Dirceu chega. O depoimento começa. "Não vou renunciar", diz Dirceu. Fala do passado, da luta armada, da clandestinidade. "Me considero absolutamente "inocêncio'". Risos. O deputado Inocêncio Oliveira (PFL-PE) já foi acusado de usar serviços públicos em sua fazenda e de manter trabalhadores escravos nas terras. "Inocente, sou inocente", emenda Dirceu.
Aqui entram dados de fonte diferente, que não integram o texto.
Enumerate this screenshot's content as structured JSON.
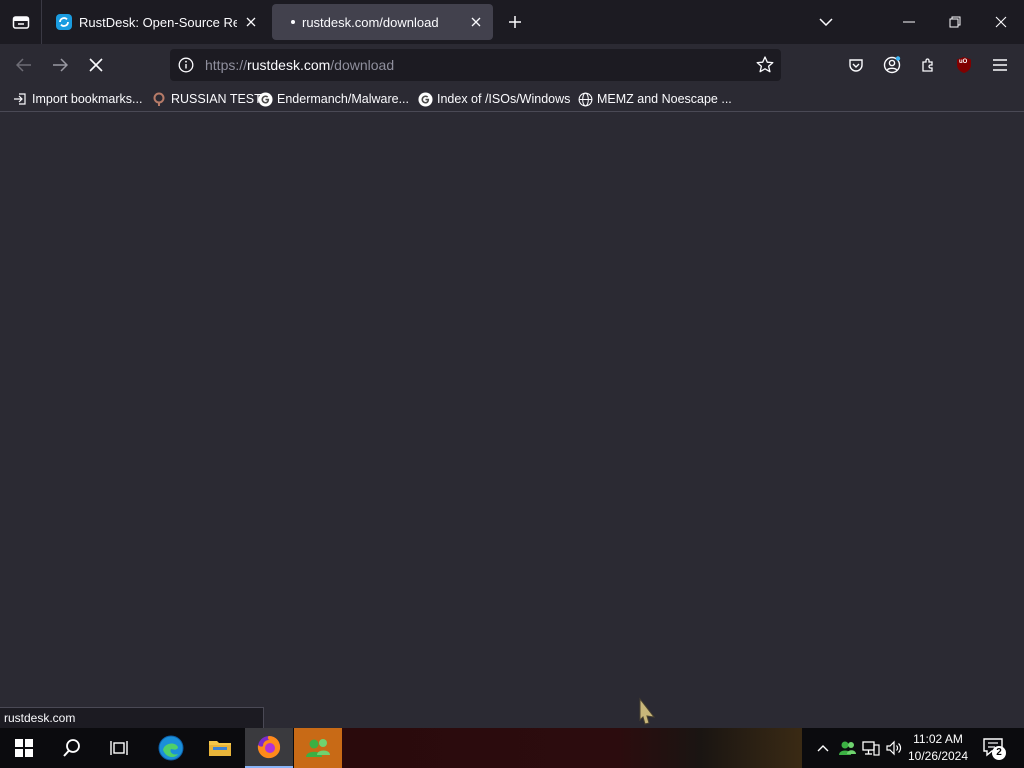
{
  "browser": {
    "tabs": [
      {
        "title": "RustDesk: Open-Source Remote",
        "active": false
      },
      {
        "title": "rustdesk.com/download",
        "active": true,
        "loading": true
      }
    ],
    "url": {
      "scheme": "https://",
      "host": "rustdesk.com",
      "path": "/download"
    },
    "bookmarks": [
      {
        "label": "Import bookmarks...",
        "icon": "import-icon"
      },
      {
        "label": "RUSSIAN TEST",
        "icon": "ring-icon"
      },
      {
        "label": "Endermanch/Malware...",
        "icon": "google-icon"
      },
      {
        "label": "Index of /ISOs/Windows",
        "icon": "google-icon"
      },
      {
        "label": "MEMZ and Noescape ...",
        "icon": "globe-icon"
      }
    ],
    "status_text": "rustdesk.com",
    "ublock_label": "uO"
  },
  "taskbar": {
    "clock_time": "11:02 AM",
    "clock_date": "10/26/2024",
    "notification_count": "2"
  },
  "colors": {
    "accent": "#8ab4f8",
    "page_bg": "#2b2a33",
    "chrome_bg": "#1c1b22",
    "active_tab_bg": "#42414d"
  }
}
Sempre me comportei com ética, diz. "Cruzeiro do Oeste [cidade em que viveu clandestino na década de 70] pode testemunhar." Depois da clandestinidade, ele fez "teste de datilografia para trabalhar na Assembléia Legislativa de SP".
 

A deputada Maria Lucia Cardoso (PMDB-MG), mulher do ex-governador de Minas, Newton Cardoso, pasta Louis Vuitton ao lado, ouve tudo, atenta.
 

Jefferson toma a palavra. Acusa, ironiza. Sempre olhando para as câmeras, só chama Dirceu de "inocente deputado", "honesto ministro", "humilde deputado". Dirceu rebate: "Eu nunca fui arrogante no ministério". Os deputados caem na gargalhada. "Já nasceu arrogante", grita Zulaiê. "Deputada Zulaiê! Deputada Zulaiê! A senhora não achava isso quando era minha colega na faculdade", diz Dirceu.
 

Jefferson vai ao banheiro. Um batalhão de repórteres corre atrás, alguns rolam pelas escadas. A segurança isola o banheiro. Outros deputados chegam para bisbilhotar. Darcísio Perondi (PMDB-RS) olha os jornalistas. Espia Jefferson na porta do banheiro. E dá seu veredicto sobre o depoimento: "Os dois são inocentes. E o Lula teve otite, ficou surdo, teve lepra, perdeu o olfato. Teve diabete, ficou ruim da cabeça. O Lula, coitado, não sabe de nada."